I guess it doesn't matter, nowadays.

badsectoracula 1 days ago [-]
Free Vision, included with Free Pascal is basically that. The text mode IDE[0] uses Free Vision.

The main issue is that Free Vision (and Turbo Vision) uses the original "object" types introduced in Turbo Pascal 5.5 instead of "class" types introduced in Delphi which make a lot of things easier (e.g. the "class" RTTI allows for enough reflection to implement automatic serialization of objects, but "object" types do not have that and Free/Turbo Vision require manual serialization with registration of the VMT pointer -accessed via a fixed offset in object pointers- as a means to distinguish at runtime between different types). Free Pascal adds a few of the niceties of "class" types to "object" types (like private/protected/public sections -TP objects are all public- and properties) but Free Vision doesn't use those as it implements the original Turbo Vision API.

[0] https://wiki.lazarus.freepascal.org/images/1/19/Userscreen.p...

rbanffy 1 days ago [-]
I’m happy it relies on libcursesw for terminal abstraction instead of hard-coding ANSI sequences. This way I can continue using my VT-100 compatible terminal.

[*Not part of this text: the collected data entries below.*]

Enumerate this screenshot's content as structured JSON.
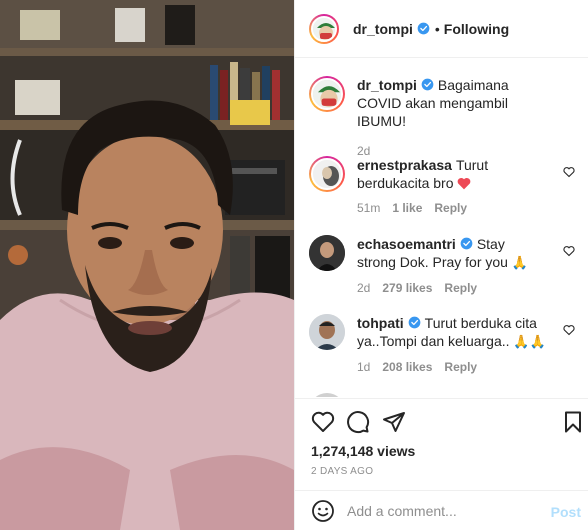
{
  "header": {
    "username": "dr_tompi",
    "separator": "•",
    "follow_status": "Following"
  },
  "caption": {
    "username": "dr_tompi",
    "text": "Bagaimana COVID akan mengambil IBUMU!",
    "time": "2d"
  },
  "comments": [
    {
      "username": "ernestprakasa",
      "text": "Turut berdukacita bro",
      "emoji": "heart",
      "time": "51m",
      "likes": "1 like",
      "reply": "Reply",
      "verified": false,
      "story_ring": true
    },
    {
      "username": "echasoemantri",
      "text": "Stay strong Dok. Pray for you",
      "emoji": "🙏",
      "time": "2d",
      "likes": "279 likes",
      "reply": "Reply",
      "verified": true,
      "story_ring": false
    },
    {
      "username": "tohpati",
      "text": "Turut berduka cita ya..Tompi dan keluarga..",
      "emoji": "🙏🙏",
      "time": "1d",
      "likes": "208 likes",
      "reply": "Reply",
      "verified": true,
      "story_ring": false
    }
  ],
  "actions": {
    "icons": [
      "heart-icon",
      "comment-icon",
      "share-icon",
      "bookmark-icon"
    ]
  },
  "views": "1,274,148 views",
  "posted_ago": "2 DAYS AGO",
  "add_comment": {
    "placeholder": "Add a comment...",
    "post_label": "Post"
  },
  "colors": {
    "verified": "#3897f0",
    "post_button_disabled": "#b2dffc",
    "muted_text": "#8e8e8e",
    "heart_emoji": "#ed4956"
  }
}
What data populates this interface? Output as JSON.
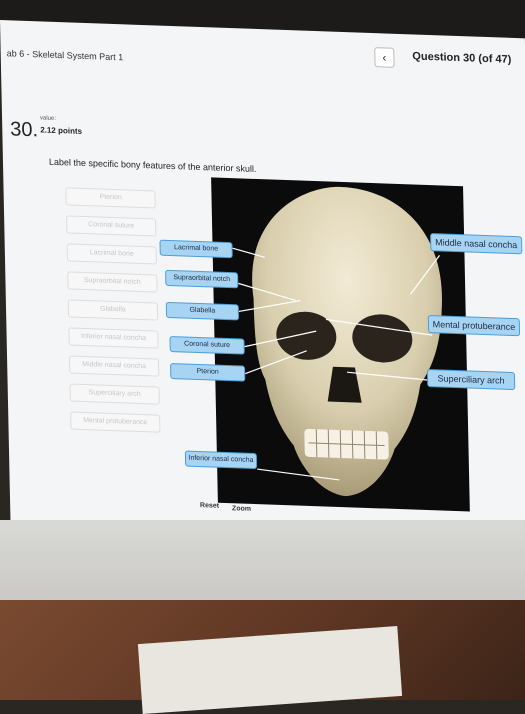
{
  "header": {
    "breadcrumb": "ab 6 - Skeletal System Part 1",
    "question_counter": "Question 30 (of 47)",
    "prev_icon": "chevron-left-icon"
  },
  "question": {
    "number": "30.",
    "value_label": "value:",
    "points": "2.12 points",
    "prompt": "Label the specific bony features of the anterior skull."
  },
  "label_bank": [
    "Pterion",
    "Coronal suture",
    "Lacrimal bone",
    "Supraorbital notch",
    "Glabella",
    "Inferior nasal concha",
    "Middle nasal concha",
    "Superciliary arch",
    "Mental protuberance"
  ],
  "placed_labels": {
    "lacrimal_bone": "Lacrimal bone",
    "supraorbital_notch": "Supraorbital notch",
    "glabella": "Glabella",
    "coronal_suture": "Coronal suture",
    "pterion": "Pterion",
    "inferior_nasal_concha": "Inferior nasal concha",
    "middle_nasal_concha": "Middle nasal concha",
    "mental_protuberance": "Mental protuberance",
    "superciliary_arch": "Superciliary arch"
  },
  "controls": {
    "reset": "Reset",
    "zoom": "Zoom"
  },
  "colors": {
    "label_fill": "#a8d4f3",
    "label_border": "#4a9ed8",
    "image_bg": "#0b0b0b"
  }
}
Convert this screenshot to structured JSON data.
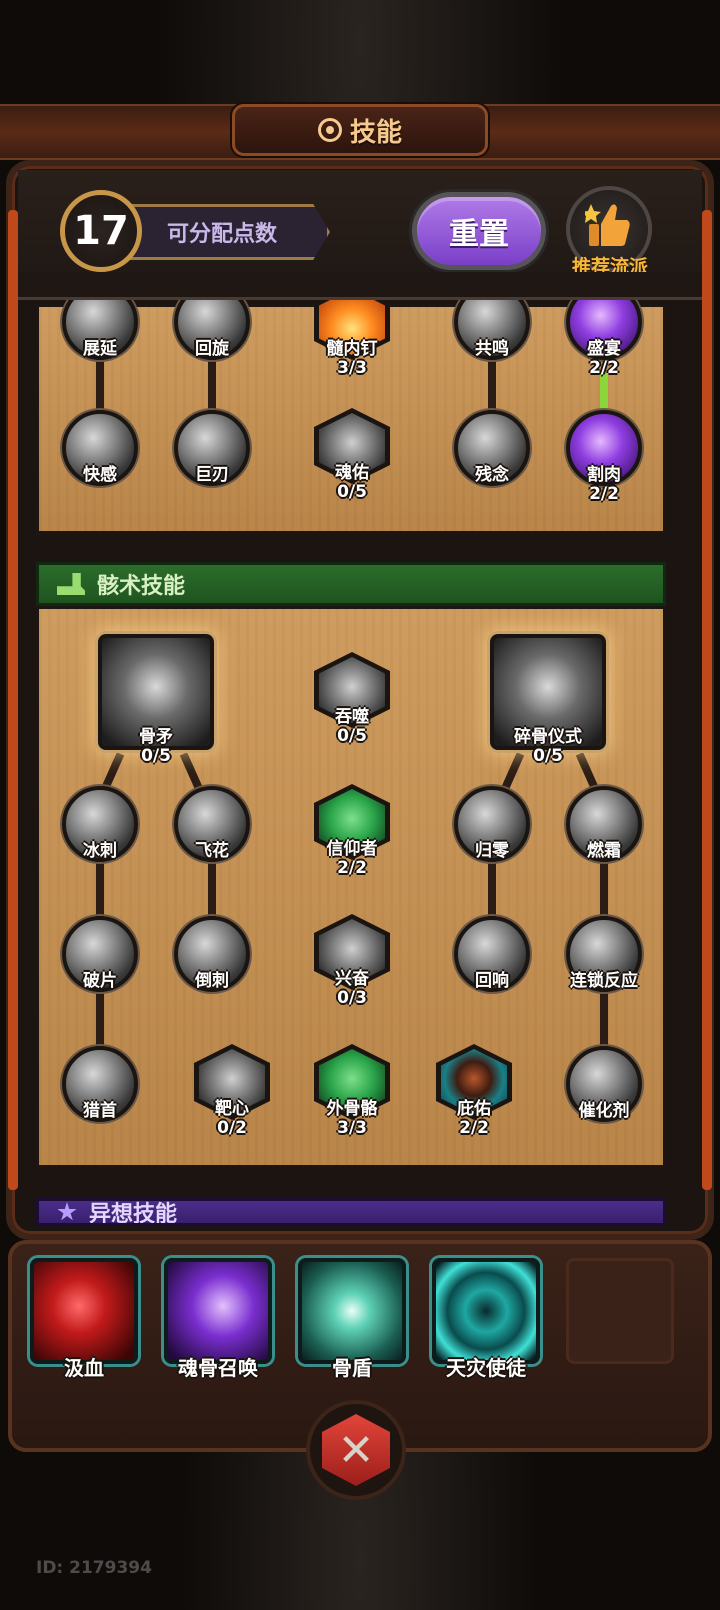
{
  "header": {
    "title": "技能"
  },
  "topbar": {
    "points_value": "17",
    "points_label": "可分配点数",
    "reset_label": "重置",
    "recommend_label": "推荐流派"
  },
  "tree1": {
    "row1": [
      {
        "name": "展延"
      },
      {
        "name": "回旋"
      },
      {
        "name": "髓内钉",
        "level": "3/3"
      },
      {
        "name": "共鸣"
      },
      {
        "name": "盛宴",
        "level": "2/2"
      }
    ],
    "row2": [
      {
        "name": "快感"
      },
      {
        "name": "巨刃"
      },
      {
        "name": "魂佑",
        "level": "0/5"
      },
      {
        "name": "残念"
      },
      {
        "name": "割肉",
        "level": "2/2"
      }
    ]
  },
  "section_bone": {
    "title": "骸术技能",
    "tops": [
      {
        "name": "骨矛",
        "level": "0/5"
      },
      {
        "name": "吞噬",
        "level": "0/5"
      },
      {
        "name": "碎骨仪式",
        "level": "0/5"
      }
    ],
    "row1": [
      {
        "name": "冰刺"
      },
      {
        "name": "飞花"
      },
      {
        "name": "信仰者",
        "level": "2/2"
      },
      {
        "name": "归零"
      },
      {
        "name": "燃霜"
      }
    ],
    "row2": [
      {
        "name": "破片"
      },
      {
        "name": "倒刺"
      },
      {
        "name": "兴奋",
        "level": "0/3"
      },
      {
        "name": "回响"
      },
      {
        "name": "连锁反应"
      }
    ],
    "row3": [
      {
        "name": "猎首"
      },
      {
        "name": "靶心",
        "level": "0/2"
      },
      {
        "name": "外骨骼",
        "level": "3/3"
      },
      {
        "name": "庇佑",
        "level": "2/2"
      },
      {
        "name": "催化剂"
      }
    ]
  },
  "section_other": {
    "title": "异想技能"
  },
  "equipped": [
    {
      "name": "汲血",
      "color": "#c21a1a"
    },
    {
      "name": "魂骨召唤",
      "color": "#7a2ecf"
    },
    {
      "name": "骨盾",
      "color": "#2f9a86"
    },
    {
      "name": "天灾使徒",
      "color": "#1fa7a2"
    }
  ],
  "footer": {
    "id_text": "ID: 2179394"
  },
  "colors": {
    "accent_gold": "#f6c98d",
    "reset_purple": "#9b5de5",
    "active_green": "#8bd63b"
  }
}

I still need a VT-230 or 330.

ChrisArchitect 1 days ago [-]
A good related post & discussion to this for various memory lanes:

IDEs we had 30 years ago and lost (2023)

https://news.ycombinator.com/item?id=45626910

dsign 23 hours ago [-]
How deep does this library reach into the the OS? I’m searching for something I can use from microcontroller code, where there isn’t full POSIX or Win32 support.
nottorp 1 days ago [-]
Hmm this is based on the original turbo vision source code. I wonder if Embarcadero or whoever owns the corpse of Borland this week can find a reason to complain.
snvzz 1 days ago [-]
DOS still a target. Respect.
andreypk 1 days ago [-]
Warm memories... I had an idea to do that on rust
michaelsbradley 1 days ago [-]
vintagedave 1 days ago [-]
That looks really neat! I was surprised by the major Windows 3.x vibes.
spankibalt 1 days ago [-]
Microsoft's DOS Shell is closer to the mark. [1]

1. [https://en.wikipedia.org/wiki/DOS_Shell#/media/File:DOS_Shel...]

vintagedave 19 hours ago [-]
Wow. I had forgotten DOSShell. Thanks for the memories, and you're right, it evokes that well.
rbanffy 1 days ago [-]
I really hate that VGA looking font. That IBM went with serifs by default on the MDA and all subsequent PC fonts is a disgrace. They had a much nicer one in their mainframe and mini terminals.